Fashion / Style File

Rag & Bone Turns Fashion Into Performance Art Thanks to Unconventional Founder

Who Needs a Boring Runway Show?

BY // 10.04.19

NEW YORK — Having to compete for social media attention and hoping to break through the clutter, just about every designer at New York Fashion Week decided to create an attention-getting extravaganza. For his return to the runway for the first time in three years, Rag & Bone co-founder Marcus Wainwright  joined the crowd and decided to do things in a big way.

Previously, Wainwright had declared that a traditional runway show was a boring event, so he tried new things like a photography exhibition and a dinner party where mimes led guests through a series of rooms to showcase the brand.

To present his spring 2020 collection, he returned to a runway show but it was anything but traditional. He called it “Contrasts & Perspectives,” and enlisted Atoms for Peace drummers Joey Waronker and Mauro Refosco to perform, along with the Brooklyn Youth Chorus, and two modern dancers who tumbled in synch on the circular runway to a piece choreographed by Damien Jalet. A watchful UR10 robot stationed on the catwalk captured the action on a live feed that was broadcast on large screens throughout the venue.

It was premier performance art, with a fashion show as an added attraction.

Unlike most designers, Wainwright said there was no inspiration for his spring 2020 collection. Instead, he just created cool casual clothes for women and men to wear. A lot of it is unisex, so couples of any variety can shop together and even raid each other’s closets.

With the collection,”you can go to Rag & Bone and be anyone you want to be,” he told Vogue.

The collection combines American workwear and English-inspired tailoring, along with some preppy styles. Wainwright livens up the looks with track stripes on suit pants, vests and cargo pants in a bright safety orange color, trench coats and double-breasted in military green fabric with brass buttons, and cigarette pants made of shiny vinyl.

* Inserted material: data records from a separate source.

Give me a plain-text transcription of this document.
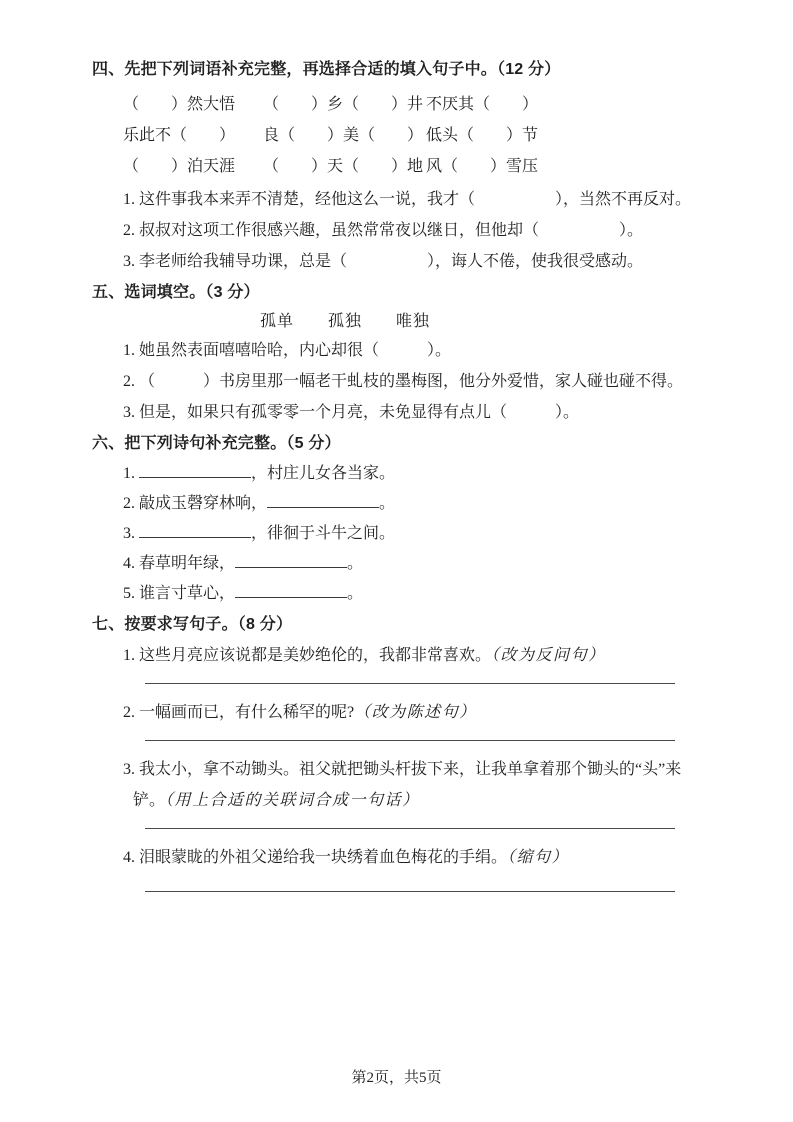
四、先把下列词语补充完整，再选择合适的填入句子中。（12 分）
（　　）然大悟	（　　）乡（　　）井 不厌其（　　）
乐此不（　　）	良（　　）美（　　） 低头（　　）节
（　　）泊天涯	（　　）天（　　）地 风（　　）雪压
1. 这件事我本来弄不清楚，经他这么一说，我才（　　　　　），当然不再反对。
2. 叔叔对这项工作很感兴趣，虽然常常夜以继日，但他却（　　　　　）。
3. 李老师给我辅导功课，总是（　　　　　），诲人不倦，使我很受感动。
五、选词填空。（3 分）
孤单　　孤独　　唯独
1. 她虽然表面嘻嘻哈哈，内心却很（　　　）。
2. （　　　）书房里那一幅老干虬枝的墨梅图，他分外爱惜，家人碰也碰不得。
3. 但是，如果只有孤零零一个月亮，未免显得有点儿（　　　）。
六、把下列诗句补充完整。（5 分）
1.	，村庄儿女各当家。
2. 敲成玉磬穿林响，	。
3.	，徘徊于斗牛之间。
4. 春草明年绿，	。
5. 谁言寸草心，	。
七、按要求写句子。（8 分）
1. 这些月亮应该说都是美妙绝伦的，我都非常喜欢。（改为反问句）
2. 一幅画而已，有什么稀罕的呢?（改为陈述句）
3. 我太小，拿不动锄头。祖父就把锄头杆拔下来，让我单拿着那个锄头的“头”来铲。（用上合适的关联词合成一句话）
4. 泪眼蒙眬的外祖父递给我一块绣着血色梅花的手绢。（缩句）
第2页，共5页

Women’s suits made of menswear fabric opened and closed the show — the first model wore a three-piece navy pinstripe suit with red track strips along the side of the pants and the last model sported a camel-colored pinstripe suit with an elastic waist. Denim jeans with patch decals, cargo pants with track strips, navy blazers worn with blue-and-white striped shirts, and V-neck tennis sweaters also could be a staple for either sex, which could make shopping together a date night option.